(New York) – The Bangladesh government should follow the recommendations of senior United Nations refugee and human rights officials and immediately halt the proposed repatriation of Rohingya refugees to Myanmar, Human Rights Watch said today. The authorities have deployed the army in refugee camps ahead of carrying out a plan to repatriate a first group of 2,200 Rohingya refugees.
The first batch of 150 people from 30 families were taken to a transit camp in preparation for their return. Bangladesh’s refugee relief and repatriation commissioner, Mohammad Abul Kalam, told journalists the families would be repatriated through the Ghundhum point of Bandarban district on November 15. “They are fully prepared,” he said. “We have made all arrangements.” Subsequent reports, however, indicated possible delays in the starting date.
“The Bangladesh government will be stunned to see how quickly international opinion turns against it if it starts sending unwilling Rohingya refugees back into harm’s way in Myanmar,” said Bill Frelick, refugee rights director at Human Rights Watch. “That Dhaka deployed its army into the camps is a red flag that this terrified community is not willing to return.”
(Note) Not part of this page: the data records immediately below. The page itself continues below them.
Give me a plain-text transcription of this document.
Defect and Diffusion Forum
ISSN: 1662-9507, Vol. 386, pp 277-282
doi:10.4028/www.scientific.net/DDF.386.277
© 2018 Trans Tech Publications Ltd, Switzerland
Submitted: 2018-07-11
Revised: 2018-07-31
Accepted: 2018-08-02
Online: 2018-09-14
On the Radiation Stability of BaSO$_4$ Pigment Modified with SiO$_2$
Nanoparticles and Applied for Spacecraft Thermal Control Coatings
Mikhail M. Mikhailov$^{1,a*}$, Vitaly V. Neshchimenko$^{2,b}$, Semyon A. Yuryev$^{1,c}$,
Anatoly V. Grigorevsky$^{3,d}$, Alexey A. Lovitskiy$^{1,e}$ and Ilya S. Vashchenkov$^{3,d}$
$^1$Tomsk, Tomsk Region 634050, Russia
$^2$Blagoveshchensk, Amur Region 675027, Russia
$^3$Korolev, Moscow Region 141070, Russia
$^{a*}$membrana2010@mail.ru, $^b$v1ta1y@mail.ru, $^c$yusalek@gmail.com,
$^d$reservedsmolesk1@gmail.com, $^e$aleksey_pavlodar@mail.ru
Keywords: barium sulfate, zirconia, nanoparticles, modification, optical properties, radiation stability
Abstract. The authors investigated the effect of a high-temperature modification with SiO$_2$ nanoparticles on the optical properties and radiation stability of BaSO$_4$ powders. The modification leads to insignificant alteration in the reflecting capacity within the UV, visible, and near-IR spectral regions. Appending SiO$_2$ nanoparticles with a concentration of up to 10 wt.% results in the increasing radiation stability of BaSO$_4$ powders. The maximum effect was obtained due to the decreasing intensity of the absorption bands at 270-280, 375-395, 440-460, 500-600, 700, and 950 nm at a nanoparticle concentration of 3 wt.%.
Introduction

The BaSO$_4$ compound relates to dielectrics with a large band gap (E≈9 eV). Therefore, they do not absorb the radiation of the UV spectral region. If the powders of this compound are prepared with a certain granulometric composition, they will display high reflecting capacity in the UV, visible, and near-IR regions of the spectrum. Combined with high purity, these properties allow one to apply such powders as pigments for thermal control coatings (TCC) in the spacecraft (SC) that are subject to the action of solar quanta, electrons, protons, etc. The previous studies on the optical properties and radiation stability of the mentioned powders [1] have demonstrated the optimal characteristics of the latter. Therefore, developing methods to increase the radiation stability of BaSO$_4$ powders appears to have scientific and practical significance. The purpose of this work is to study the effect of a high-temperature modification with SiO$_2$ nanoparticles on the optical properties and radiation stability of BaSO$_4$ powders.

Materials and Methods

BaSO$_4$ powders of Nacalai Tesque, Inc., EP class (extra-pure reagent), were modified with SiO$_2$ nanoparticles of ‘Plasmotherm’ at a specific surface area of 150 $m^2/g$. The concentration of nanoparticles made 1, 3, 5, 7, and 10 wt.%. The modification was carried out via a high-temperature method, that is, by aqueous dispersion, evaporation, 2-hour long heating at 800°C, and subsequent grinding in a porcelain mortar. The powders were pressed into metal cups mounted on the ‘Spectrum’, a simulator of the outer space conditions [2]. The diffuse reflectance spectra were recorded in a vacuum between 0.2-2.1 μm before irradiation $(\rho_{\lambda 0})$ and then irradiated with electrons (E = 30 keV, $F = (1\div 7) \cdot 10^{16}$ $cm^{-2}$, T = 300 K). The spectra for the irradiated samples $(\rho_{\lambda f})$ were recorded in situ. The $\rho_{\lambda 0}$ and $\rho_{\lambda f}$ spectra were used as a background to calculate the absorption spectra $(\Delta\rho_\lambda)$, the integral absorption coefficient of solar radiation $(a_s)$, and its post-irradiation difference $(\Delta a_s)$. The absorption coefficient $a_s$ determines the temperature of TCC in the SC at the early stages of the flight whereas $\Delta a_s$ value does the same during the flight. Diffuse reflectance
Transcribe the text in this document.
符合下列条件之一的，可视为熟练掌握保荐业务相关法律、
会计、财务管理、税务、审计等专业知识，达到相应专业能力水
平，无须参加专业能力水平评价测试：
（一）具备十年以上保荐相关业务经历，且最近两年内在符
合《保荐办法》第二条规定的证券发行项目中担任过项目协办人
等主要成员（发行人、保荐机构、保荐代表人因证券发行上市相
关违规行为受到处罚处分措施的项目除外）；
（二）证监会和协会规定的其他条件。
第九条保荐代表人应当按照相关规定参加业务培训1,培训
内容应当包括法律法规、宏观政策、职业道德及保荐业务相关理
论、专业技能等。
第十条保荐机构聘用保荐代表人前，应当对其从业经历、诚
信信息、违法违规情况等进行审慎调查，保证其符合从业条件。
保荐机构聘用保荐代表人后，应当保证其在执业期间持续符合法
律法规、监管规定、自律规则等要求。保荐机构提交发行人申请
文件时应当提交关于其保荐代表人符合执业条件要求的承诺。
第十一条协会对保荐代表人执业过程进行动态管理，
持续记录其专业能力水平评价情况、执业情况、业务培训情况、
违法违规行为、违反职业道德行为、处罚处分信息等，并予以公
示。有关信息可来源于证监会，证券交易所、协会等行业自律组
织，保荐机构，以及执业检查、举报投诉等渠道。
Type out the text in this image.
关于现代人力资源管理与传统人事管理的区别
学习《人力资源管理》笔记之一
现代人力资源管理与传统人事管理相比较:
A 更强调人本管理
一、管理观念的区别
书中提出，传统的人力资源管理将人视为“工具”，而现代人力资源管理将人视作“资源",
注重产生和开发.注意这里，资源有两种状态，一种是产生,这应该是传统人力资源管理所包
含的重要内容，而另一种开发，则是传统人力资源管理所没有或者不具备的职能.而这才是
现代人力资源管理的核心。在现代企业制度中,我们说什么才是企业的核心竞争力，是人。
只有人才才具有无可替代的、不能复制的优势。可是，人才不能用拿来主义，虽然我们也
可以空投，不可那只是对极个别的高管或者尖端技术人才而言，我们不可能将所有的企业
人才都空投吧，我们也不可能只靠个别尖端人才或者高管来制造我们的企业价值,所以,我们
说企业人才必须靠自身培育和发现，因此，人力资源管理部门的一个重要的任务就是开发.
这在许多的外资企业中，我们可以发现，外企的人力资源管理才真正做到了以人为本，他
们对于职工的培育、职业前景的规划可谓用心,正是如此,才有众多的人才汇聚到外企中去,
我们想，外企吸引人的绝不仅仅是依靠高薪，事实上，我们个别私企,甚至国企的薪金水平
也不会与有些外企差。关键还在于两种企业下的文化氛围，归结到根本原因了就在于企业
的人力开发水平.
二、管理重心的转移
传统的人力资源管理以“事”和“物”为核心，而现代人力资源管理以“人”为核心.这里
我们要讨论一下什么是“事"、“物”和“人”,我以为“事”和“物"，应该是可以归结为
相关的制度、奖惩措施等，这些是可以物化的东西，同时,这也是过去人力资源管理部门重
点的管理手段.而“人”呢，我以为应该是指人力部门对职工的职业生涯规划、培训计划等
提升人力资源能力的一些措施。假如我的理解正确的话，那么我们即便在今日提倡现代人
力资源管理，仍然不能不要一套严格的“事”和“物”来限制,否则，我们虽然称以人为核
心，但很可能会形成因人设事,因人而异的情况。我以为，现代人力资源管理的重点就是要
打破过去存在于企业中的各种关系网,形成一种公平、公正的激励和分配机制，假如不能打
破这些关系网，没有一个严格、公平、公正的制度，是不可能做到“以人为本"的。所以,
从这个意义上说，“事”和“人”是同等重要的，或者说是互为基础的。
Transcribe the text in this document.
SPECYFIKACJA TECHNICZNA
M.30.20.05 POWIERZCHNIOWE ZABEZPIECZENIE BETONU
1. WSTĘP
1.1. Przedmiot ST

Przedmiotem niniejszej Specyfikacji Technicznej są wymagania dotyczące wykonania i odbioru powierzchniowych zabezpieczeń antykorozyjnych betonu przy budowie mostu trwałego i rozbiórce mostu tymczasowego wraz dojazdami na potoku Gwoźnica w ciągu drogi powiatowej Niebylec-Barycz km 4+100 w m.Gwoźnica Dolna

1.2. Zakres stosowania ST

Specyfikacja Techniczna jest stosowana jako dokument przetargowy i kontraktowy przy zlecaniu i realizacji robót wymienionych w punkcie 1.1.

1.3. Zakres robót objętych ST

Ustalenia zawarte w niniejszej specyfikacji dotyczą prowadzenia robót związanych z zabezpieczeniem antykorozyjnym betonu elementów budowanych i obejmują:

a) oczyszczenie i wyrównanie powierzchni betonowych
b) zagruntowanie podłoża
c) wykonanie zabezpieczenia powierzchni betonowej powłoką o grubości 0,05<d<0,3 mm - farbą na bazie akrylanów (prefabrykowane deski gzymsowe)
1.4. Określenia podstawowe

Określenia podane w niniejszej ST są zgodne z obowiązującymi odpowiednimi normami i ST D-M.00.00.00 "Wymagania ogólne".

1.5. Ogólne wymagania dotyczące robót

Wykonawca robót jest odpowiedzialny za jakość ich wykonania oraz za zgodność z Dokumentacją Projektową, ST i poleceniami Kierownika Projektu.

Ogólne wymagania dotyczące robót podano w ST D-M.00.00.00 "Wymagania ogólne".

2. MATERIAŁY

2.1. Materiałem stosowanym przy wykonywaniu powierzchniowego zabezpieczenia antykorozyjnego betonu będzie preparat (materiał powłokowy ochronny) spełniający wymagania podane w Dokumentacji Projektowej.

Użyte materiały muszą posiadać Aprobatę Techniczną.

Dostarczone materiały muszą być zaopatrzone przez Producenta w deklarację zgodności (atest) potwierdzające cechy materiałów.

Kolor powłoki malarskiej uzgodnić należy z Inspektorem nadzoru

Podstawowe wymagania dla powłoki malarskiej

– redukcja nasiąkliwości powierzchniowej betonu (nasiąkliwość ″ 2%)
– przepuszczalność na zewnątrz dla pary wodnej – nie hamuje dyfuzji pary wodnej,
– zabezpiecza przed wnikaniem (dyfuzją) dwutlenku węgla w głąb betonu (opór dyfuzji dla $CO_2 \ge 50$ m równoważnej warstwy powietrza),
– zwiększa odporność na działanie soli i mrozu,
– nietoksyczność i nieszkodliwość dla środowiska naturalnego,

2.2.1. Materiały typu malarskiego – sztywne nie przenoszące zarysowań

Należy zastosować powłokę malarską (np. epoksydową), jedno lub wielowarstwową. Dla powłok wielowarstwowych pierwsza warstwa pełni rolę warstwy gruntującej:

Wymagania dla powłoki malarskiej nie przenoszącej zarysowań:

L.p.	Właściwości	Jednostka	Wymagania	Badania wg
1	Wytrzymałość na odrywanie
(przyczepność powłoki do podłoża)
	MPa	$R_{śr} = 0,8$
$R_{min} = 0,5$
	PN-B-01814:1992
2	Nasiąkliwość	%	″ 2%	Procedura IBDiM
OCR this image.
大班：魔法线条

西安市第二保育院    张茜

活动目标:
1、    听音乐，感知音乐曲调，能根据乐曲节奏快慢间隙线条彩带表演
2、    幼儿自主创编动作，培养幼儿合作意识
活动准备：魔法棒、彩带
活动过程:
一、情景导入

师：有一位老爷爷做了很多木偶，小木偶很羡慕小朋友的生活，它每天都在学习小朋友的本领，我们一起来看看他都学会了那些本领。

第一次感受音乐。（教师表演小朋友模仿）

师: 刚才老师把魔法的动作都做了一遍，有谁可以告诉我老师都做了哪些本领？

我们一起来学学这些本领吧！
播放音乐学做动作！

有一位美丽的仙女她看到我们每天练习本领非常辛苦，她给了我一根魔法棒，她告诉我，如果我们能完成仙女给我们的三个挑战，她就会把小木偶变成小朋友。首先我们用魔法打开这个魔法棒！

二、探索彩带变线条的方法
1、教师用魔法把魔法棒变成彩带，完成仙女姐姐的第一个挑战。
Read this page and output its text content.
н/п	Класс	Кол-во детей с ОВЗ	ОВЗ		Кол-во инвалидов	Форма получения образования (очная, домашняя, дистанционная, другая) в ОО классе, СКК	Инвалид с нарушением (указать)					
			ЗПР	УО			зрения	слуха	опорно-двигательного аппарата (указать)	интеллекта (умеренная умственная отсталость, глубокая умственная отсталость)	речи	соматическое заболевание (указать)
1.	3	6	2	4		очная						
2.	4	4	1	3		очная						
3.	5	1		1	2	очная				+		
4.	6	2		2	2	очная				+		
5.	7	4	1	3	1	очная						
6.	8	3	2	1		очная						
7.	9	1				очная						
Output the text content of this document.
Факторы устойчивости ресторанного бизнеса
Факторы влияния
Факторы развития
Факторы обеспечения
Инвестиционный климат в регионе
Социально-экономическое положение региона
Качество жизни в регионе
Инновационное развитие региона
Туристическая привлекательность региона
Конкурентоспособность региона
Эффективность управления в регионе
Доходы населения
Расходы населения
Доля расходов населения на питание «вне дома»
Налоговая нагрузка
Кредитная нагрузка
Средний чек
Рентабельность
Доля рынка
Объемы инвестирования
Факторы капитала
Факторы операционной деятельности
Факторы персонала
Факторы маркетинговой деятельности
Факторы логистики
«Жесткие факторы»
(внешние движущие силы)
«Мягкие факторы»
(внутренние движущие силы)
Under pressure from China, Bangladesh and Myanmar officials met in Dhaka on October 30 and 31, the third meeting of a joint working group to carry out a bilateral repatriation agreement signed in November 2017. Following the meeting, representatives announced that they had a “very concrete plan” to begin repatriations in mid-November, with the first round to include 2,260 Rohingya from 485 families. According to Myanmar officials, the plan calls for 150 refugees to be received each week, starting on November 15, at the Nga Khu Ya reception center before being transferred to the Hla Poe Kaung transit camp.
Although Bangladesh authorities have said all repatriations would be voluntary, they have also been strongly encouraging the Rohingya to return. The authorities have built two repatriation centers where the refugees will remain until their return to Myanmar.
The imminent return has caused panic in the refugee camp. “This is forced. This is involuntary. Not one person in the camp wants to go back,” a Rohingya refugee told Human Rights Watch. “They will kill us if we go back.”
“Camp situation very bad now,” another refugee wrote on WhatsApp, saying that some families were being forced to go to transit centers. “Authorities are surrounding [the] camp, Rohingya people will not go back to Myanmar without justice and security of the UN.”
More than 730,000 Rohingya have fled to Bangladesh over the past year to escape the Myanmar military’s campaign of ethnic cleansing and crimes against humanity. They joined about 200,000 refugees who had fled previous waves of violence and persecution. A UN fact-finding mission found “sufficient information to warrant the investigation and prosecution of senior officials in the Tatmadaw [armed forces] on charges of genocide.”
The Myanmar government has rejected these allegations. It has said that it is ready to accept repatriated refugees and has accused Bangladesh of delaying the process. However, the Myanmar authorities have done nothing to create conditions for safe and dignified returns or to address the root causes of the crisis, including systematic persecution and violence, statelessness, and impunity for grave violations by the military. Myanmar has refused to acknowledge the Rohingya ethnicity of the refugees or to recognize them as its citizens.
The Rohingya fear that upon return, they will be in placed in detention camps. They point out that more than 124,000 Rohingya have been similarly confined for six years, since being displaced by violence in 2012.
The “reception centers” and “transit camp” Myanmar built this year to process and house returnees from Bangladesh are surrounded by barbed-wire perimeter fences and security outposts, similar to the physical confinement structures in the central Rakhine internally displaced persons camps. The Hla Poe Kaung reception center was built on land where Rohingya had been living before security forces burned and the government bulldozed the area.
“Nothing the Myanmar government has said or done suggests that the Rohingya will be safe upon return,” Frelick said. “Bangladesh needs to uphold its international obligations – and maintain its well-earned international reputation for providing refuge to the Rohingya – and not grab at quick and illusory solutions that will once again put desperate people at risk.”